我正在使用 GridSearchCV 执行线性回归的特征选择 (SelectKBest)。结果显示选择了 10 个特征(使用 .best_params_),但我不确定如何显示这些特征。

代码贴在下面。我正在使用管道,因为下一个模型也需要选择超参数。 x_train 是一个包含 12 列的数据框,由于数据限制,我无法共享。

cv_folds = KFold(n_splits=5, shuffle=False)
steps = [('feature_selection', SelectKBest(mutual_info_regression, k=3)), ('regr', 
LinearRegression())]
pipe = Pipeline(steps)

search_space = [{'feature_selection__k': [1,2,3,4,5,6,7,8,9,10,11,12]}]

clf = GridSearchCV(pipe, search_space, scoring='neg_mean_squared_error', cv=5, verbose=0)
clf = clf.fit(x_train, y_train)

print(clf.best_params_)

您可以像这样访问有关 feature_selection 步骤的信息:

<GridSearch_model_variable>.best_estimater_.named_steps[<feature_selection_step>]

所以,在你的情况下,它会是这样的:

print(clf.best_estimator_.named_steps['feature_selection'])
#Output: SelectKBest(k=8, score_func=<function mutual_info_regression at 0x13d37b430>)
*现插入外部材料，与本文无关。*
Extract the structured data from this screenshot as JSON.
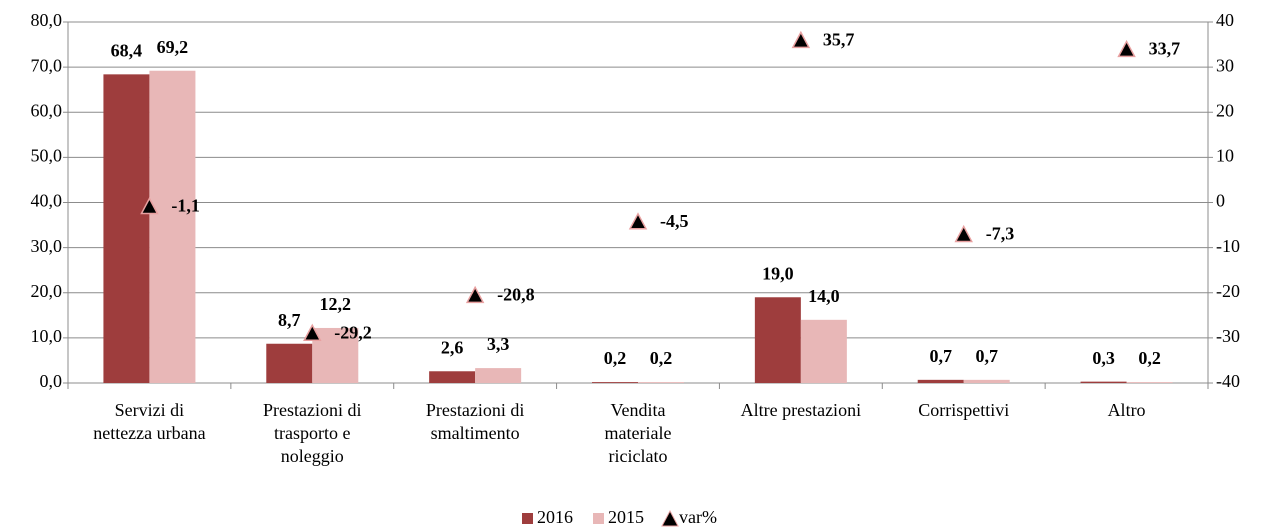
{
  "chart_data": {
    "type": "bar",
    "categories": [
      "Servizi di\nnettezza urbana",
      "Prestazioni di\ntrasporto e\nnoleggio",
      "Prestazioni di\nsmaltimento",
      "Vendita\nmateriale\nriciclato",
      "Altre prestazioni",
      "Corrispettivi",
      "Altro"
    ],
    "series": [
      {
        "name": "2016",
        "color": "#9e3d3d",
        "values": [
          68.4,
          8.7,
          2.6,
          0.2,
          19.0,
          0.7,
          0.3
        ],
        "value_labels": [
          "68,4",
          "8,7",
          "2,6",
          "0,2",
          "19,0",
          "0,7",
          "0,3"
        ]
      },
      {
        "name": "2015",
        "color": "#e8b7b7",
        "values": [
          69.2,
          12.2,
          3.3,
          0.2,
          14.0,
          0.7,
          0.2
        ],
        "value_labels": [
          "69,2",
          "12,2",
          "3,3",
          "0,2",
          "14,0",
          "0,7",
          "0,2"
        ]
      },
      {
        "name": "var%",
        "type": "scatter",
        "axis": "y2",
        "color": "#000000",
        "values": [
          -1.1,
          -29.2,
          -20.8,
          -4.5,
          35.7,
          -7.3,
          33.7
        ],
        "value_labels": [
          "-1,1",
          "-29,2",
          "-20,8",
          "-4,5",
          "35,7",
          "-7,3",
          "33,7"
        ]
      }
    ],
    "ylim": [
      0,
      80
    ],
    "yticks": [
      {
        "value": 0,
        "label": "0,0"
      },
      {
        "value": 10,
        "label": "10,0"
      },
      {
        "value": 20,
        "label": "20,0"
      },
      {
        "value": 30,
        "label": "30,0"
      },
      {
        "value": 40,
        "label": "40,0"
      },
      {
        "value": 50,
        "label": "50,0"
      },
      {
        "value": 60,
        "label": "60,0"
      },
      {
        "value": 70,
        "label": "70,0"
      },
      {
        "value": 80,
        "label": "80,0"
      }
    ],
    "y2lim": [
      -40,
      40
    ],
    "y2ticks": [
      -40,
      -30,
      -20,
      -10,
      0,
      10,
      20,
      30,
      40
    ],
    "grid": true,
    "legend": "bottom"
  }
}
接下来可以使用get_support函数获取所选特征的布尔映射:

print(clf.best_estimator_.named_steps['feature_selection'].get_support())
# Output: array([ True, False,  True, False,  True,  True,  True, False, False,
        True,  True, False,  True])

现在在原始列上提供这张地图:

data_columns = X.columns # List of columns in your dataset

# This is the original list of columns
print(data_columns)
# Output: ['CRIM', 'ZN', 'INDUS', 'CHAS', 'NOX', 'RM', 'AGE', 'DIS', 'RAD', 'TAX',
       'PTRATIO', 'B', 'LSTAT']

# Now print the select columns
print(data_columns[clf.best_estimator_.named_steps['feature_selection'].get_support()])
# Output: ['CRIM', 'INDUS', 'NOX', 'RM', 'AGE', 'TAX', 'PTRATIO', 'LSTAT']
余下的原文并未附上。